In accordance with the provisions of the patent statutes, the present invention has been described in what is considered to represent its preferred embodiment. However, it should be noted that the invention can be practiced otherwise than as specifically illustrated and described without departing from its spirit or scope.

Claims

1. A compact integrated brushless permanent magnet motor & drive as shown and described.

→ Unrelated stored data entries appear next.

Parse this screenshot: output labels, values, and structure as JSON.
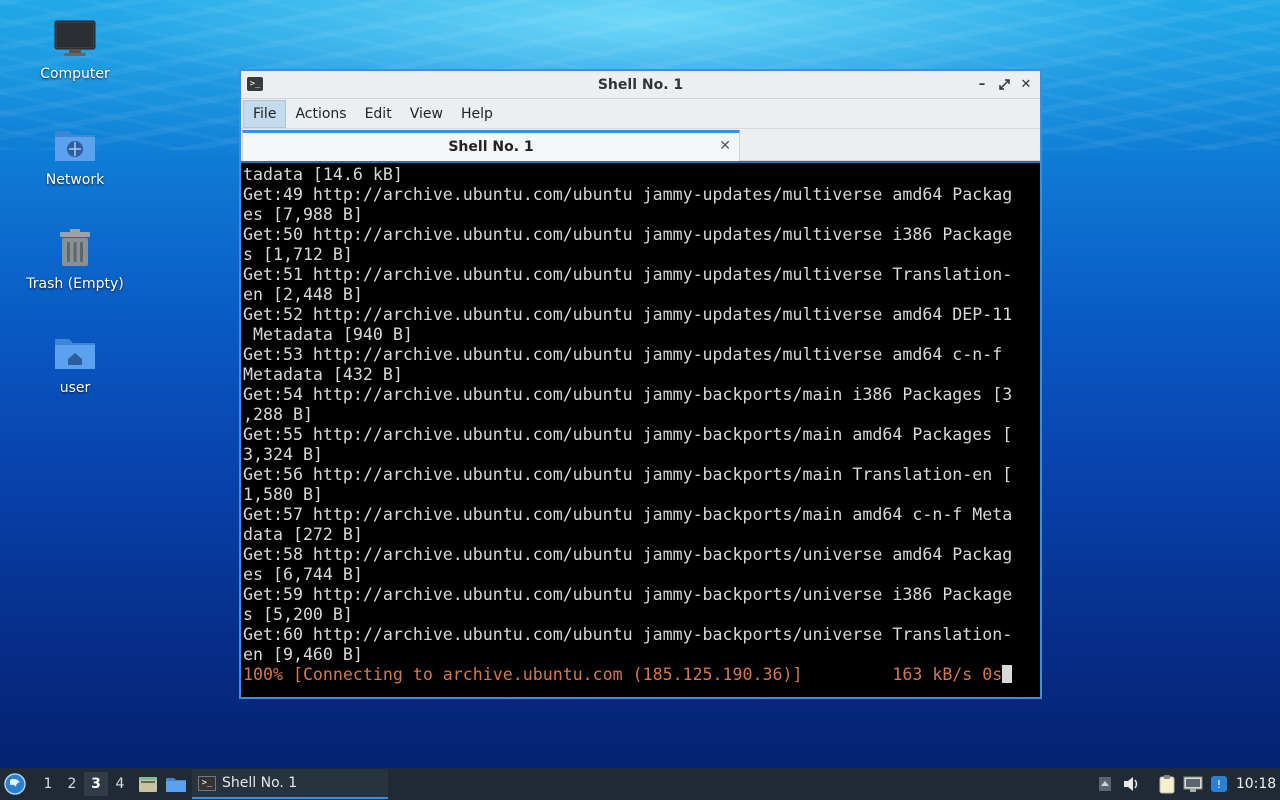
{
  "desktop": {
    "icons": [
      {
        "label": "Computer"
      },
      {
        "label": "Network"
      },
      {
        "label": "Trash (Empty)"
      },
      {
        "label": "user"
      }
    ]
  },
  "window": {
    "title": "Shell No. 1",
    "menu": [
      "File",
      "Actions",
      "Edit",
      "View",
      "Help"
    ],
    "tab_label": "Shell No. 1",
    "terminal_lines": [
      "tadata [14.6 kB]",
      "Get:49 http://archive.ubuntu.com/ubuntu jammy-updates/multiverse amd64 Packag",
      "es [7,988 B]",
      "Get:50 http://archive.ubuntu.com/ubuntu jammy-updates/multiverse i386 Package",
      "s [1,712 B]",
      "Get:51 http://archive.ubuntu.com/ubuntu jammy-updates/multiverse Translation-",
      "en [2,448 B]",
      "Get:52 http://archive.ubuntu.com/ubuntu jammy-updates/multiverse amd64 DEP-11",
      " Metadata [940 B]",
      "Get:53 http://archive.ubuntu.com/ubuntu jammy-updates/multiverse amd64 c-n-f",
      "Metadata [432 B]",
      "Get:54 http://archive.ubuntu.com/ubuntu jammy-backports/main i386 Packages [3",
      ",288 B]",
      "Get:55 http://archive.ubuntu.com/ubuntu jammy-backports/main amd64 Packages [",
      "3,324 B]",
      "Get:56 http://archive.ubuntu.com/ubuntu jammy-backports/main Translation-en [",
      "1,580 B]",
      "Get:57 http://archive.ubuntu.com/ubuntu jammy-backports/main amd64 c-n-f Meta",
      "data [272 B]",
      "Get:58 http://archive.ubuntu.com/ubuntu jammy-backports/universe amd64 Packag",
      "es [6,744 B]",
      "Get:59 http://archive.ubuntu.com/ubuntu jammy-backports/universe i386 Package",
      "s [5,200 B]",
      "Get:60 http://archive.ubuntu.com/ubuntu jammy-backports/universe Translation-",
      "en [9,460 B]"
    ],
    "progress_line": "100% [Connecting to archive.ubuntu.com (185.125.190.36)]         163 kB/s 0s",
    "colors": {
      "terminal_bg": "#000000",
      "terminal_fg": "#d8d8d8",
      "progress_fg": "#d3794a",
      "accent": "#3d8ee0"
    }
  },
  "taskbar": {
    "workspaces": [
      "1",
      "2",
      "3",
      "4"
    ],
    "active_workspace": "3",
    "task_label": "Shell No. 1",
    "clock": "10:18",
    "icons": [
      "start-menu-icon",
      "file-manager-icon",
      "folder-icon",
      "terminal-icon",
      "volume-icon",
      "clipboard-icon",
      "network-icon",
      "update-notifier-icon"
    ]
  }
}
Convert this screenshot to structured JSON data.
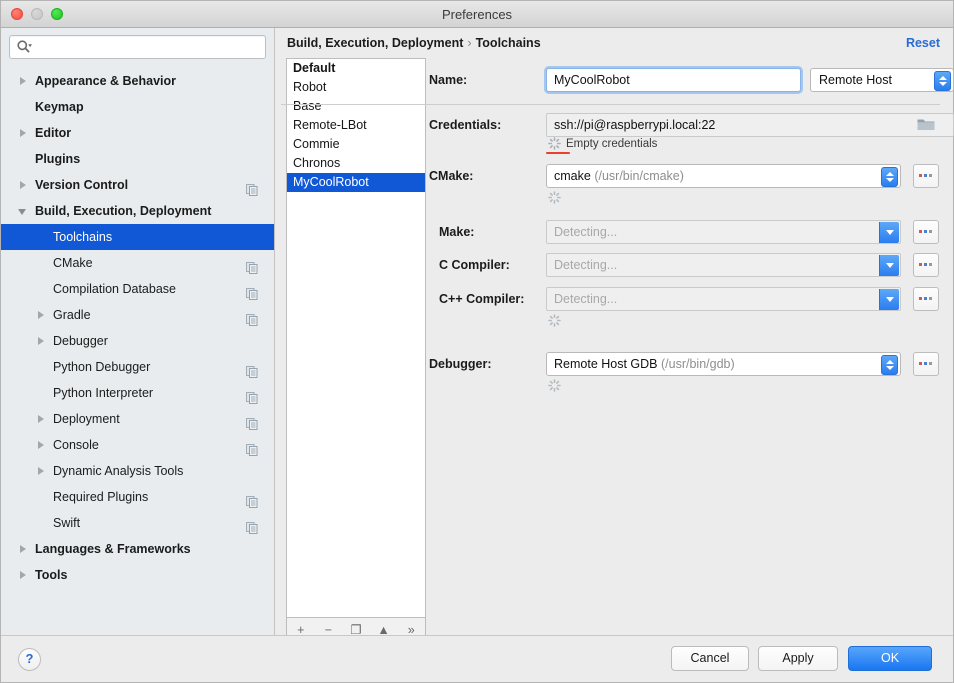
{
  "window": {
    "title": "Preferences",
    "traffic_lights": [
      "close",
      "minimize",
      "maximize"
    ]
  },
  "sidebar": {
    "search": {
      "value": "",
      "placeholder": ""
    },
    "items": [
      {
        "label": "Appearance & Behavior",
        "level": 0,
        "twisty": "right",
        "bold": true,
        "copy": false,
        "selected": false
      },
      {
        "label": "Keymap",
        "level": 0,
        "twisty": "none",
        "bold": true,
        "copy": false,
        "selected": false
      },
      {
        "label": "Editor",
        "level": 0,
        "twisty": "right",
        "bold": true,
        "copy": false,
        "selected": false
      },
      {
        "label": "Plugins",
        "level": 0,
        "twisty": "none",
        "bold": true,
        "copy": false,
        "selected": false
      },
      {
        "label": "Version Control",
        "level": 0,
        "twisty": "right",
        "bold": true,
        "copy": true,
        "selected": false
      },
      {
        "label": "Build, Execution, Deployment",
        "level": 0,
        "twisty": "down",
        "bold": true,
        "copy": false,
        "selected": false
      },
      {
        "label": "Toolchains",
        "level": 1,
        "twisty": "none",
        "bold": true,
        "copy": false,
        "selected": true
      },
      {
        "label": "CMake",
        "level": 1,
        "twisty": "none",
        "bold": false,
        "copy": true,
        "selected": false
      },
      {
        "label": "Compilation Database",
        "level": 1,
        "twisty": "none",
        "bold": false,
        "copy": true,
        "selected": false
      },
      {
        "label": "Gradle",
        "level": 1,
        "twisty": "right",
        "bold": false,
        "copy": true,
        "selected": false
      },
      {
        "label": "Debugger",
        "level": 1,
        "twisty": "right",
        "bold": false,
        "copy": false,
        "selected": false
      },
      {
        "label": "Python Debugger",
        "level": 1,
        "twisty": "none",
        "bold": false,
        "copy": true,
        "selected": false
      },
      {
        "label": "Python Interpreter",
        "level": 1,
        "twisty": "none",
        "bold": false,
        "copy": true,
        "selected": false
      },
      {
        "label": "Deployment",
        "level": 1,
        "twisty": "right",
        "bold": false,
        "copy": true,
        "selected": false
      },
      {
        "label": "Console",
        "level": 1,
        "twisty": "right",
        "bold": false,
        "copy": true,
        "selected": false
      },
      {
        "label": "Dynamic Analysis Tools",
        "level": 1,
        "twisty": "right",
        "bold": false,
        "copy": false,
        "selected": false
      },
      {
        "label": "Required Plugins",
        "level": 1,
        "twisty": "none",
        "bold": false,
        "copy": true,
        "selected": false
      },
      {
        "label": "Swift",
        "level": 1,
        "twisty": "none",
        "bold": false,
        "copy": true,
        "selected": false
      },
      {
        "label": "Languages & Frameworks",
        "level": 0,
        "twisty": "right",
        "bold": true,
        "copy": false,
        "selected": false
      },
      {
        "label": "Tools",
        "level": 0,
        "twisty": "right",
        "bold": true,
        "copy": false,
        "selected": false
      }
    ]
  },
  "content": {
    "breadcrumb": {
      "parent": "Build, Execution, Deployment",
      "separator": "›",
      "current": "Toolchains"
    },
    "reset_label": "Reset",
    "toolchain_list": {
      "items": [
        {
          "label": "Default",
          "bold": true,
          "selected": false
        },
        {
          "label": "Robot",
          "bold": false,
          "selected": false
        },
        {
          "label": "Base",
          "bold": false,
          "selected": false
        },
        {
          "label": "Remote-LBot",
          "bold": false,
          "selected": false
        },
        {
          "label": "Commie",
          "bold": false,
          "selected": false
        },
        {
          "label": "Chronos",
          "bold": false,
          "selected": false
        },
        {
          "label": "MyCoolRobot",
          "bold": false,
          "selected": true
        }
      ],
      "toolbar": [
        {
          "name": "add",
          "glyph": "+"
        },
        {
          "name": "remove",
          "glyph": "−"
        },
        {
          "name": "copy",
          "glyph": "❐"
        },
        {
          "name": "move-up",
          "glyph": "▲"
        },
        {
          "name": "overflow",
          "glyph": "»"
        }
      ]
    },
    "form": {
      "name": {
        "label": "Name:",
        "value": "MyCoolRobot",
        "type_select": {
          "value": "Remote Host"
        }
      },
      "credentials": {
        "label": "Credentials:",
        "value": "ssh://pi@raspberrypi.local:22",
        "status": "Empty credentials",
        "error_color": "#e8412f"
      },
      "cmake": {
        "label": "CMake:",
        "value": "cmake",
        "path": "(/usr/bin/cmake)",
        "browse": "..."
      },
      "make": {
        "label": "Make:",
        "placeholder": "Detecting...",
        "browse": "..."
      },
      "c_compiler": {
        "label": "C Compiler:",
        "placeholder": "Detecting...",
        "browse": "..."
      },
      "cxx_compiler": {
        "label": "C++ Compiler:",
        "placeholder": "Detecting...",
        "browse": "..."
      },
      "debugger": {
        "label": "Debugger:",
        "value": "Remote Host GDB",
        "path": "(/usr/bin/gdb)",
        "browse": "..."
      }
    }
  },
  "footer": {
    "help_glyph": "?",
    "cancel_label": "Cancel",
    "apply_label": "Apply",
    "ok_label": "OK"
  },
  "colors": {
    "selection_blue": "#1158d6",
    "accent_blue": "#2a7df0",
    "link_blue": "#2a6bd4",
    "error_red": "#e8412f",
    "sidebar_bg": "#e8ecef",
    "panel_bg": "#ececec"
  }
}
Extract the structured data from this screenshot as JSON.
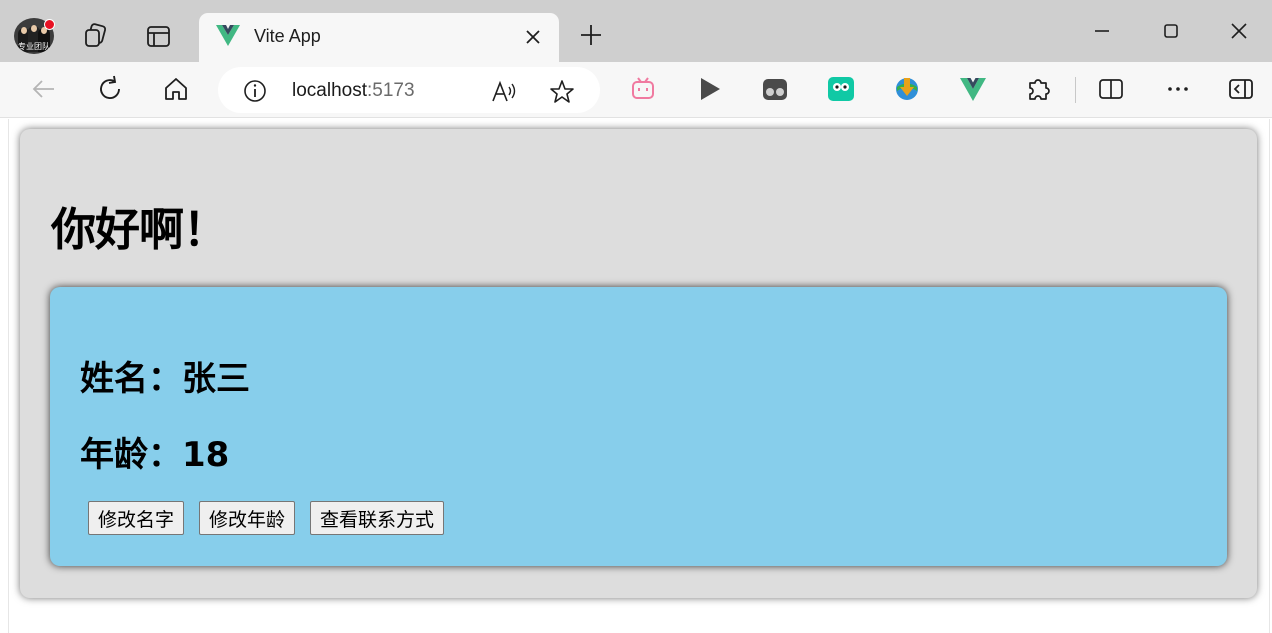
{
  "browser": {
    "profile_caption": "专业团队",
    "tab": {
      "title": "Vite App"
    },
    "address": {
      "host": "localhost",
      "port": ":5173"
    }
  },
  "page": {
    "heading": "你好啊！",
    "person": {
      "name_label": "姓名：",
      "name": "张三",
      "age_label": "年龄：",
      "age": "18"
    },
    "buttons": {
      "change_name": "修改名字",
      "change_age": "修改年龄",
      "view_contact": "查看联系方式"
    }
  },
  "colors": {
    "outer_card": "#dddddd",
    "inner_card": "#87ceeb",
    "vue_green": "#41b883",
    "vue_dark": "#35495e"
  }
}
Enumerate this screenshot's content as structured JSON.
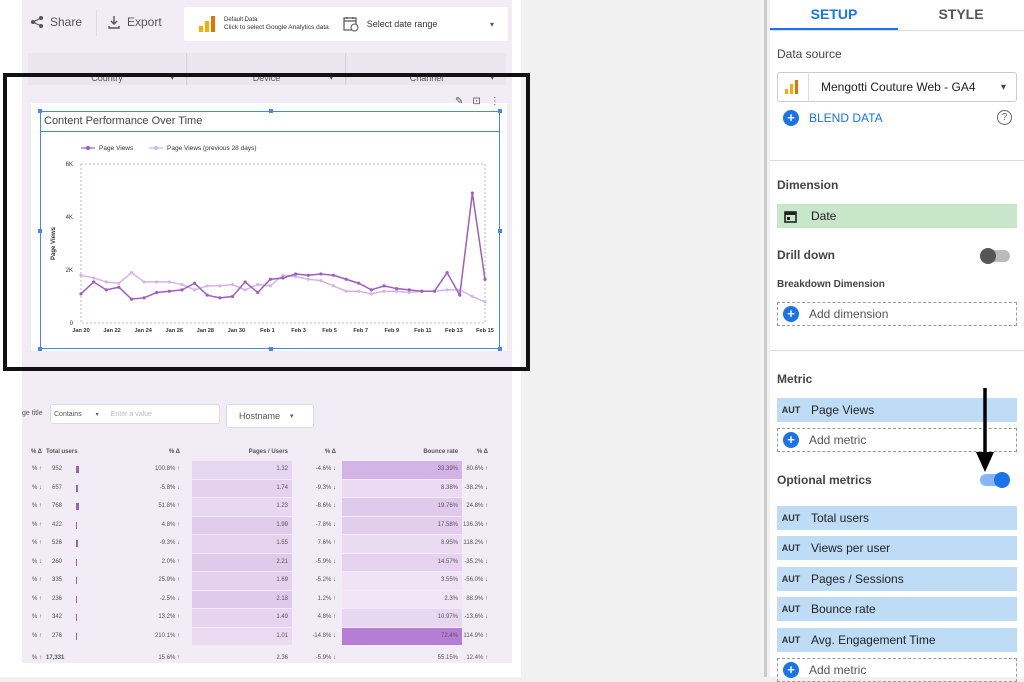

2. An integrated brushless permanent-magnet motor comprising:

a housing including a rotor and a stator; and

a circuit board controller affixed in said housing;

wherein including said circuit board within said same housing as said rotor and said stator provides a more compact motor.

3. An integrated brushless permanent-magnet motor comprising:

a housing including a rotor and a stator; and

a circuit board controller affixed in said housing;

whereby the circuitry on said circuit board is equipped to monitor speed and temperature; to self-diagnose, and to exercise multiple-input control.

4. An integrated brushless permanent-magnet motor comprising:

a housing including a rotor and a stator, and having fins on its exterior; and

a circuit board controller affixed within said housing;

whereby the heat generated by said circuit board flows out of said housing through its fins, simultaneously cooling said rotor and said stator.

5. The integrated brushless permanent-magnet motor of claims 1-4 and further comprising at least one heat-conducting connecting bar for affixing said circuit board to said housing.